The regulatory aspects still to consider are about land use. There are authorities with jurisdiction at the federal, state, and local level. Usually, it starts with the local level and with a use permit – a conditional use permit. The developer goes in front of the township or the city or the county, whoever has jurisdiction of wherever the property is going to go. That’s where it gets political.
To answer your question about hail, I don’t know if any of the [authority having jurisdictions] really care about hail. There are folks out there that don’t like solar because it’s an eyesore. I respect that – I don’t agree with that, per se, but I understand and appreciate it. There’s folks with an agenda that just don’t want solar.
So okay, how can developers approach hail risk in a way that makes communities more comfortable?

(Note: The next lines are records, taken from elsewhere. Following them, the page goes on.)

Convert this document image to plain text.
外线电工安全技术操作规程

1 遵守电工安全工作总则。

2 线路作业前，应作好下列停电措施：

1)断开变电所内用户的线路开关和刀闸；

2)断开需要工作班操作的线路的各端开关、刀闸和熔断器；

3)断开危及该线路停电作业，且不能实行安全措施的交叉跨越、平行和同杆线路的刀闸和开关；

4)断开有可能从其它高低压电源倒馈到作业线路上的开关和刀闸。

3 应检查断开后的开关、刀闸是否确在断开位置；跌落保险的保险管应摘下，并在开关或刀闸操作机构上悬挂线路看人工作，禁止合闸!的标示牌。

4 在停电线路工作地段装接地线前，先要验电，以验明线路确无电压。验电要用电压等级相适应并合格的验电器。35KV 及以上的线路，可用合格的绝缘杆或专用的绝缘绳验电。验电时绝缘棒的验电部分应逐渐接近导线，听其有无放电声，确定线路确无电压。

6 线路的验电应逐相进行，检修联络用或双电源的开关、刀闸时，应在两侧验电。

The bad news is that solar panels use a lot of glass. They take up a lot of land. If you have hail dropping from the sky, that’s a risk.
The good news is that you can design a system to be resilient to that. Even in places like Texas, where you get large hail, preparing can mean the difference between a project that is destroyed and a project that isn’t. We did a case study about a project in the East Texas area called Fighting Jays that had catastrophic damage. We’re very familiar with the area, we work with a lot of clients, and we found three other projects within a five-mile radius that all had minimal damage. That simple decision [to be ready for when storms hit] can make the complete difference.
And more of the week’s big fights around renewable energy.
1. Long Island, New York – We saw the face of the resistance to the war on renewable energy in the Big Apple this week, as protestors rallied in support of offshore wind for a change.
2. Elsewhere on Long Island – The city of Glen Cove is on the verge of being the next New York City-area community with a battery storage ban, discussing this week whether to ban BESS for at least one year amid fire fears.
3. Garrett County, Maryland – Fight readers tell me they’d like to hear a piece of good news for once, so here’s this: A 300-megawatt solar project proposed by REV Solar in rural Maryland appears to be moving forward without a hitch.
4. Stark County, Ohio – The Ohio Public Siting Board rejected Samsung C&T’s Stark Solar project, citing “consistent opposition to the project from each of the local government entities and their impacted constituents.”
5. Ingham County, Michigan – GOP lawmakers in the Michigan State Capitol are advancing legislation to undo the state’s permitting primacy law, which allows developers to evade municipalities that deny projects on unreasonable grounds. It’s unlikely the legislation will become law.
6. Churchill County, Nevada – Commissioners have upheld the special use permit for the Redwood Materials battery storage project we told you about last week.